Iraq: another spike in executions with 38 people hanged in last four days
‘The increasing use of the death penalty in Iraq will only fuel more violence’ - Said Boumedouha
Reports have emerged today of 12 secret executions carried out by the Iraqi authorities, bringing the number of prisoners put to death in the country since the weekend to 38, Amnesty International said today.
Yesterday the Iraqi Ministry of Justice issued a statement confirming that the authorities had executed 26 men two days earlier - on Sunday. One of these was Adel al-Mashehadani, who was said by the Ministry of Justice to have carried out a number of sectarian attacks. Amnesty has separately confirmed through independent sources that at least 12 further men have also been executed.
The organisation has also learnt that the Iraqi president’s office has ratified around 200 cases of people sentenced to death, paving the way for these executions to be carried out. In Iraq, all judicially-confirmed death sentences need to be ratified by the presidency before they can be implemented.

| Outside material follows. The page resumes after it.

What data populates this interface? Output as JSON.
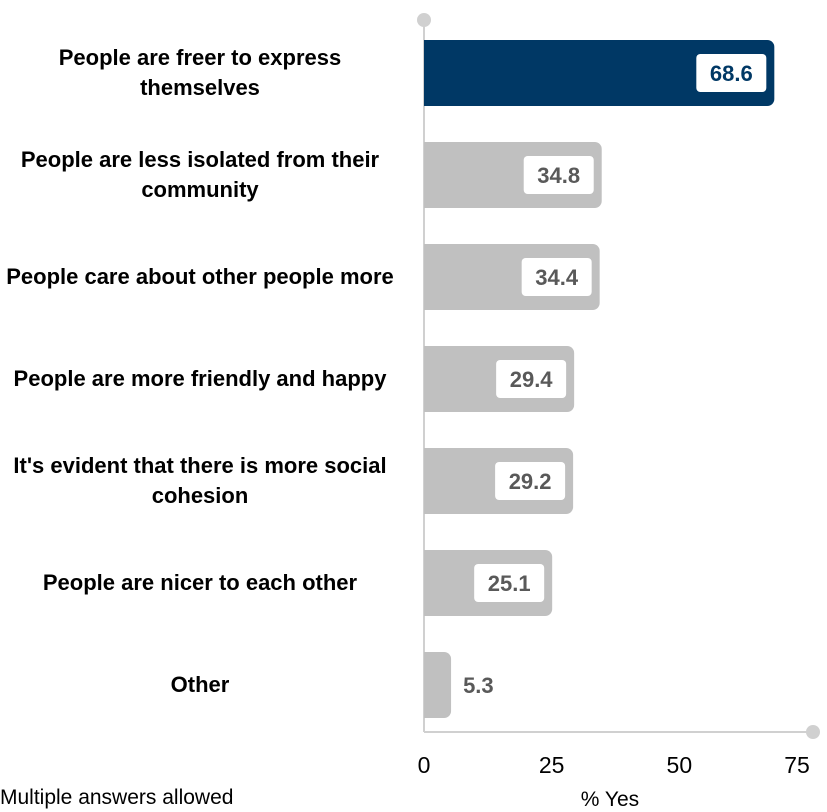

Most of those hanged in this latest spike of executions - all Iraqi men - were convicted on charges of terrorism under the country’s draconian 2005 Anti-Terrorism Law. Amnesty fears that the Iraqi authorities may be using the current violence in al-Anbar governorate to speed up executions to demonstrate their efforts to protect civilians against attacks by armed groups.
Amnesty International Middle East and North Africa Deputy Director Said Boumedouha said:
“The increasing use of the death penalty in Iraq will only fuel more violence as many of those executed are often convicted after grossly unfair trials.
“The only way to deal effectively with the security threats faced by the country is for the Iraqi authorities to address their deeply flawed justice system, in which ‘confessions’ extracted under torture are used as evidence in court and the execution of prisoners is routine.”
These latest executions come less than a week after the UN Secretary General Ban Ki-moon called on the Iraqi authorities to put a moratorium on executions during a visit to Iraq. This call was rejected by Iraqi Prime Minister Nuri al-Maliki, who said in a joint press conference that the authorities “do not believe that the rights of someone who kills people must be respected.”